A lower court's decision to allow beneficiaries of Kentucky's Public Retirement System to sue administrators and advisors over fiduciary responsibilities is overturned.
As we previously discussed in our Alert "
Novel Suit by Kentucky Pension Beneficiaries Continues,"
in December 2017, beneficiaries of Kentucky's public pension
system ("KRS") sued various KRS trustees, officers,
advisors, and investment managers in state court. Mayberry et
al. v. KKR & Co., L.P. et al., No. 17-CI-1348
("Mayberry"). In November 2018, the trial court
denied defendants' joint motion to dismiss for lack of
standing. Various defendants appealed the trial court's ruling
to the Kentucky Court of Appeals.
Just recently, the Court of Appeals vacated the lower court's
order, holding the plaintiffs-beneficiaries lacked standing to sue
under Kentucky law. The Court of Appeals rejected all four grounds
on which the lower court had found standing. The Court held that:
(i) the plaintiffs-beneficiaries had not satisfied Kentucky's
test for constitutional standing because they did not allege any
"impairment of their right to receive benefits"; (ii)

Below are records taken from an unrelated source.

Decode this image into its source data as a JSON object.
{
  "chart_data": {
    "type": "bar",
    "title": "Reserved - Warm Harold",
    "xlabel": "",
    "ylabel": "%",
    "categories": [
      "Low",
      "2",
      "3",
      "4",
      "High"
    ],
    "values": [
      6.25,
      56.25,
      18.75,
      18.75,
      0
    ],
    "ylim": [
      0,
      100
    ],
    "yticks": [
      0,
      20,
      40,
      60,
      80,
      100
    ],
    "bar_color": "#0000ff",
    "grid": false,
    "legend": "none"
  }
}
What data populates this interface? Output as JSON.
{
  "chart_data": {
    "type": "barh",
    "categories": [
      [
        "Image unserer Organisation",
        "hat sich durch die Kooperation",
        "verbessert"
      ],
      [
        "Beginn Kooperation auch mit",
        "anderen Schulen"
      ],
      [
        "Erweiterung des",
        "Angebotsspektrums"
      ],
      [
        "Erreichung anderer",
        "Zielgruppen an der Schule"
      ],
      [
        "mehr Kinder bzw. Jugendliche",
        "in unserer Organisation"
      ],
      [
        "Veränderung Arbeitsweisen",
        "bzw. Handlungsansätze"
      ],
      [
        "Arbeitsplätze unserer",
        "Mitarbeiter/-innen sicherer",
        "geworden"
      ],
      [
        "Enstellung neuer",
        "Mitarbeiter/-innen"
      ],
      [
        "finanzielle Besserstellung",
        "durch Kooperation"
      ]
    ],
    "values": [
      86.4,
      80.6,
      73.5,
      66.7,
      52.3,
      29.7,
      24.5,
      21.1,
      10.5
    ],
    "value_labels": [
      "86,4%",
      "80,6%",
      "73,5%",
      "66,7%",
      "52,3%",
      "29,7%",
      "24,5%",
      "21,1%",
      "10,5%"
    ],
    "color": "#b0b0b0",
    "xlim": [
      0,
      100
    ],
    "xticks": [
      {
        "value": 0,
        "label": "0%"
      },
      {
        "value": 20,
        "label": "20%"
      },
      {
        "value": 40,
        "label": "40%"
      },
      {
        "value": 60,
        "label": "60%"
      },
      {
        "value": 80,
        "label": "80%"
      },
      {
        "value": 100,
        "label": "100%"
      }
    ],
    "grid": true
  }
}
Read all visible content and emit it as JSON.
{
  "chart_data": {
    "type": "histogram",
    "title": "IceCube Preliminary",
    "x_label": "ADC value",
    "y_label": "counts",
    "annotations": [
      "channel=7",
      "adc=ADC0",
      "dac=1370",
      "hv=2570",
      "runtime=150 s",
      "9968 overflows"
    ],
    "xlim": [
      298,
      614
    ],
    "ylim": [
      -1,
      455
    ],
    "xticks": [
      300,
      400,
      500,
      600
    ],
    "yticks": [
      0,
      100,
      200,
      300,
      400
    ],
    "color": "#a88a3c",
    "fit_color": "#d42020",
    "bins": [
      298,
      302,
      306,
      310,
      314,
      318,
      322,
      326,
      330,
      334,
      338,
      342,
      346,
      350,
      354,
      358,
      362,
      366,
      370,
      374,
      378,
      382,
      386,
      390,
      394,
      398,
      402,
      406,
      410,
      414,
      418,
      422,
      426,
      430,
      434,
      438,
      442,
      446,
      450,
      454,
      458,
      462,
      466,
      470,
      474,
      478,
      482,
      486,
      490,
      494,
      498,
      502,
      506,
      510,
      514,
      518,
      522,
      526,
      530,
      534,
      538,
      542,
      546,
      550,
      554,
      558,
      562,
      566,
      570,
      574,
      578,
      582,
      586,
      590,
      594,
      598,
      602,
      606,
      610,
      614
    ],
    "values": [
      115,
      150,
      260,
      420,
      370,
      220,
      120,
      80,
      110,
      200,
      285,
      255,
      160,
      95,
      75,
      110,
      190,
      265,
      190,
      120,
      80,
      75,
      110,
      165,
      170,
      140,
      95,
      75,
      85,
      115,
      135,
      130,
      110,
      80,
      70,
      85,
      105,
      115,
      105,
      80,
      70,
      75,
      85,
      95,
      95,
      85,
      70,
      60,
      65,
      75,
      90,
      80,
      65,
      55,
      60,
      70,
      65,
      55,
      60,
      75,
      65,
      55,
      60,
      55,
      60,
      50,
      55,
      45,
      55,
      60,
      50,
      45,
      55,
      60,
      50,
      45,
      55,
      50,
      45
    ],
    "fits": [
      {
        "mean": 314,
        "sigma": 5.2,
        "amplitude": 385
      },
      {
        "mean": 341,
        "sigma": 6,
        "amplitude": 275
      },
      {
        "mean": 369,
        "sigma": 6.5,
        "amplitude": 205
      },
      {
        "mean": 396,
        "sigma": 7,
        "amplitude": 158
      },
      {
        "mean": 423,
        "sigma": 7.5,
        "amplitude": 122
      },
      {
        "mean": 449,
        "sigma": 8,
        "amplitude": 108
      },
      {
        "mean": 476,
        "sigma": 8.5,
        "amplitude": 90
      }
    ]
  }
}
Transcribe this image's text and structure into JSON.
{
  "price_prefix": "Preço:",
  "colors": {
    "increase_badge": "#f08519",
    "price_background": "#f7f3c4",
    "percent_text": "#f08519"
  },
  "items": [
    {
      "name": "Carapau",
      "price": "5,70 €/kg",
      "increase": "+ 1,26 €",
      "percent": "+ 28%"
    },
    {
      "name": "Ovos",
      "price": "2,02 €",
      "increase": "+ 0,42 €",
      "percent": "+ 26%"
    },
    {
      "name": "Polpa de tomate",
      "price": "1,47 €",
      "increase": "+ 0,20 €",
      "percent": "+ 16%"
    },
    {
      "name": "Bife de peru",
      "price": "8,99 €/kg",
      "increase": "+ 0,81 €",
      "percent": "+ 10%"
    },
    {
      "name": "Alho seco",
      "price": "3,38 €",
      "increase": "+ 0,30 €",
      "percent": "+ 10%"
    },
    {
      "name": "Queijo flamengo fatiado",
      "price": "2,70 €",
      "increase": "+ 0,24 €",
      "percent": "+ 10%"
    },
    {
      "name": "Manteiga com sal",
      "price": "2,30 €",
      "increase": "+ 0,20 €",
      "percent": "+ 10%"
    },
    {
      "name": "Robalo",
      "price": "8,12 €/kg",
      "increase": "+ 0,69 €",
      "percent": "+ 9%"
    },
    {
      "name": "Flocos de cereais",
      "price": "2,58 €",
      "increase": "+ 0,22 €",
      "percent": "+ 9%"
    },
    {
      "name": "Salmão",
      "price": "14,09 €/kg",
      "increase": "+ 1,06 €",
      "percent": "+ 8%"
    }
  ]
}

standing could not be based on Kentucky's statute imposing
fiduciary duties on the KRS officers and trustees, as
"statutory 'standing' is not a substitute for
constitutional standing"; (iii) a state pension fund is not a
trust for the purposes of allowing a beneficiary to sue a third
party; and (iv) taxpayer standing was lacking because
plaintiffs-beneficiaries had "asserted a mere speculation or
expectancy that their taxes have increased or will increase because
of Defendants' actions."
The plaintiffs have appealed the decision to the Kentucky Supreme
Court. We will continue to monitor further developments.